Summary: Researchers have identified the key mechanism that may be responsible for the cognitive decline observed in the natural aging process. They found that the mis-regulation of a brain protein known as CaMKII, vital for memory and learning, is linked to this decline.
Aging decreases S-nitrosylation, a process modifying specific brain proteins, including CaMKII, thereby impairing memory and learning ability. The findings point towards potential pharmacological strategies to normalize protein nitrosylation, potentially combating age-related cognitive decline.
Researchers have found that the mis-regulation of a brain protein called CaMKII could be the central mechanism behind cognitive decline related to normal aging.
The study revealed that normal aging reduces the process of S-nitrosylation, modifying specific brain proteins, which impairs memory and learning ability.
These findings open potential avenues to develop drugs or other therapeutic interventions that can normalize the nitrosylation of CaMKII, possibly staving off normal cognitive decline.
Source: University of Colorado
Scientists at the University of Colorado Anschutz Medical Campus have discovered what they believe to be the central mechanism behind cognitive decline associated with normal aging.
“The mechanism involves the mis-regulation of a brain protein known as CaMKII which is crucial for memory and learning,” said the study’s co-senior author Ulli Bayer, PhD, professor of pharmacology at the University of Colorado School of Medicine. “This study directly suggests specific pharmacological treatment strategies.”
The study was published today in the journal `Science Signaling.’
Researchers using mouse models found that altering the CaMKII brain protein caused similar cognitive effects as those that happen through normal aging.
Bayer said that aging in mice and humans both decrease a process known as S-nitrosylation, the modification of a specific brain proteins including CaMKII.

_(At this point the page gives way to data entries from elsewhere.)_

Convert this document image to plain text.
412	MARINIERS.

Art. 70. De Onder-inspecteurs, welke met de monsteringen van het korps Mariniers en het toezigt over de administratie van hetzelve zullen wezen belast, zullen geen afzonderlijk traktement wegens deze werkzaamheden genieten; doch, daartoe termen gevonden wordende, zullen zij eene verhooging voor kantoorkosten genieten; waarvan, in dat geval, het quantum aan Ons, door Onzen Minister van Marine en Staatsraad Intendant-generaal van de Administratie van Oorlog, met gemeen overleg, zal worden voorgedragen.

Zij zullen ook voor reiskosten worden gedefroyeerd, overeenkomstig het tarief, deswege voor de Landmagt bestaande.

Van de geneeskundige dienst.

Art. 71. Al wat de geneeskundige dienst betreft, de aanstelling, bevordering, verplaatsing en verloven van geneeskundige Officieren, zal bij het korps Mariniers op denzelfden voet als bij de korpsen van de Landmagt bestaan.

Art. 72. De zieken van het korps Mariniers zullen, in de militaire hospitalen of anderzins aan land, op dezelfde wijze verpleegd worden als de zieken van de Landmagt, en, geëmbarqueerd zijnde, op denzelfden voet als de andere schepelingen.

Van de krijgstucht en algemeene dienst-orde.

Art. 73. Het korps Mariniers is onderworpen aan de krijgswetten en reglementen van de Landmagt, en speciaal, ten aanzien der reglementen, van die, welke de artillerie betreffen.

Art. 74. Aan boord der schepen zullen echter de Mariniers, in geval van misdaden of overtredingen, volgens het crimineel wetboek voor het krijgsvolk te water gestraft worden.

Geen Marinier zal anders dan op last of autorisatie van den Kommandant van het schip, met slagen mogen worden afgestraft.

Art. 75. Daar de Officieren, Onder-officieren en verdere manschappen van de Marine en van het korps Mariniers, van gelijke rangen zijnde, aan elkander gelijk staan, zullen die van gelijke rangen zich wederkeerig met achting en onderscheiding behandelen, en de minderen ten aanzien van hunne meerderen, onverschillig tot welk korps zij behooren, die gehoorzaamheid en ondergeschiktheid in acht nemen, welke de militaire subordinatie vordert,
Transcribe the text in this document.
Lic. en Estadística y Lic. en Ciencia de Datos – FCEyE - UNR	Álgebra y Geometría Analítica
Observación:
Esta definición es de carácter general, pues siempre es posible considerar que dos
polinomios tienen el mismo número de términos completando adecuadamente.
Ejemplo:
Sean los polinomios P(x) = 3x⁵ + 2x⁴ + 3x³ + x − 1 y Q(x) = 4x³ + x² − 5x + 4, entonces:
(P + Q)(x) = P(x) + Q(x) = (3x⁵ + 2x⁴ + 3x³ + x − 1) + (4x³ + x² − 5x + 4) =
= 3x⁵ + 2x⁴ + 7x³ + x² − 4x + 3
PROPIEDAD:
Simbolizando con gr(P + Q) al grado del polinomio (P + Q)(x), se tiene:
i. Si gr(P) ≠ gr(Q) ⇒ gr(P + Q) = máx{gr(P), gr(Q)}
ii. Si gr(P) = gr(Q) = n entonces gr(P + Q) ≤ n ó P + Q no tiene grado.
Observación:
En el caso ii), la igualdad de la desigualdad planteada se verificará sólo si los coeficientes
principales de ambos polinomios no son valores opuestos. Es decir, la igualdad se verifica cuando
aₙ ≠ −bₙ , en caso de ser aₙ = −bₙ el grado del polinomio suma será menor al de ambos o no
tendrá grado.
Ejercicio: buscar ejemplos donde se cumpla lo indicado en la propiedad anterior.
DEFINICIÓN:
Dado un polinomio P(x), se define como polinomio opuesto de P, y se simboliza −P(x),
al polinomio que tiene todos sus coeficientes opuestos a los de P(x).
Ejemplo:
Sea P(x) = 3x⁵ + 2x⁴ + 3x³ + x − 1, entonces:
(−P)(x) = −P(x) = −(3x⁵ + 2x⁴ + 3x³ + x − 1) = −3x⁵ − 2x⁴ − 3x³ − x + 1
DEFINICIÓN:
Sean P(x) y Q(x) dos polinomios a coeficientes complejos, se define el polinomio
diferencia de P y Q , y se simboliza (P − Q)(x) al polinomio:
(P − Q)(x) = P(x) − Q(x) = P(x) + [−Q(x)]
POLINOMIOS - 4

“The current study now shows a decrease in this modification of CaMKII is sufficient to cause impairments in synaptic plasticity and in memory that are similar in aging,” Bayer said.
Normal aging reduces the amount of nitric oxide in the body. That in turn reduces nitrosylation which reduces memory and learning ability, the study said.
Bayer said the new research opens the way toward developing drugs and other therapeutic interventions that could normalize the nitrosylation of the protein. He said that holds out the possibility of treating or staving off normal cognitive decline for an unknown period of time.
He pointed out that this would only work in normal age-related cognitive decline, not the decline seen in Alzheimer’s disease and dementia.
“We know this protein can be targeted,” Bayer said. “And we think it could be done pharmacologically. That is the next logical step.”
Decreased nitrosylation of CaMKII causes aging-associated impairments in memory and synaptic plasticity in mice
CaMKII has molecular memory functions because transient calcium ion stimuli can induce long-lasting increases in its synaptic localization and calcium ion–independent (autonomous) activity, thereby leaving memory traces of calcium ion stimuli beyond their duration.
The synaptic effects of two mechanisms that induce CaMKII autonomy are well studied: autophosphorylation at threonine-286 and binding to GluN2B. Here, we examined the neuronal functions of additional autonomy mechanisms: nitrosylation and oxidation of the CaMKII regulatory domain.
We generated a knock-in mouse line with mutations that render the CaMKII regulatory domain nitrosylation/oxidation-incompetent, CaMKIIΔSNO, and found that it had deficits in memory and synaptic plasticity that were similar to those in aged wild-type mice.
In addition, similar to aged wild-type mice, in which CaMKII was hyponitrosylated, but unlike mice with impairments of other CaMKII autonomy mechanisms, CaMKIIΔSNO mice showed reduced long-term potentiation (LTP) when induced by theta-burst stimulation but not high-frequency stimulation (HFS). As in aged wild-type mice, the HFS-LTP in the young adult CaMKIIΔSNO mice required L-type voltage-gated calcium ion channels.
The effects in aged mice were likely caused by the loss of nitrosylation because no decline in CaMKII oxidation was detected.
In hippocampal neurons, nitrosylation of CaMKII induced its accumulation at synapses under basal conditions in a manner mediated by GluN2B binding, like after LTP stimuli. However, LTP-induced synaptic CaMKII accumulation did not require nitrosylation.
Thus, an aging-associated decrease in CaMKII nitrosylation may cause impairments by chronic synaptic effects, such as the decrease in basal synaptic CaMKII.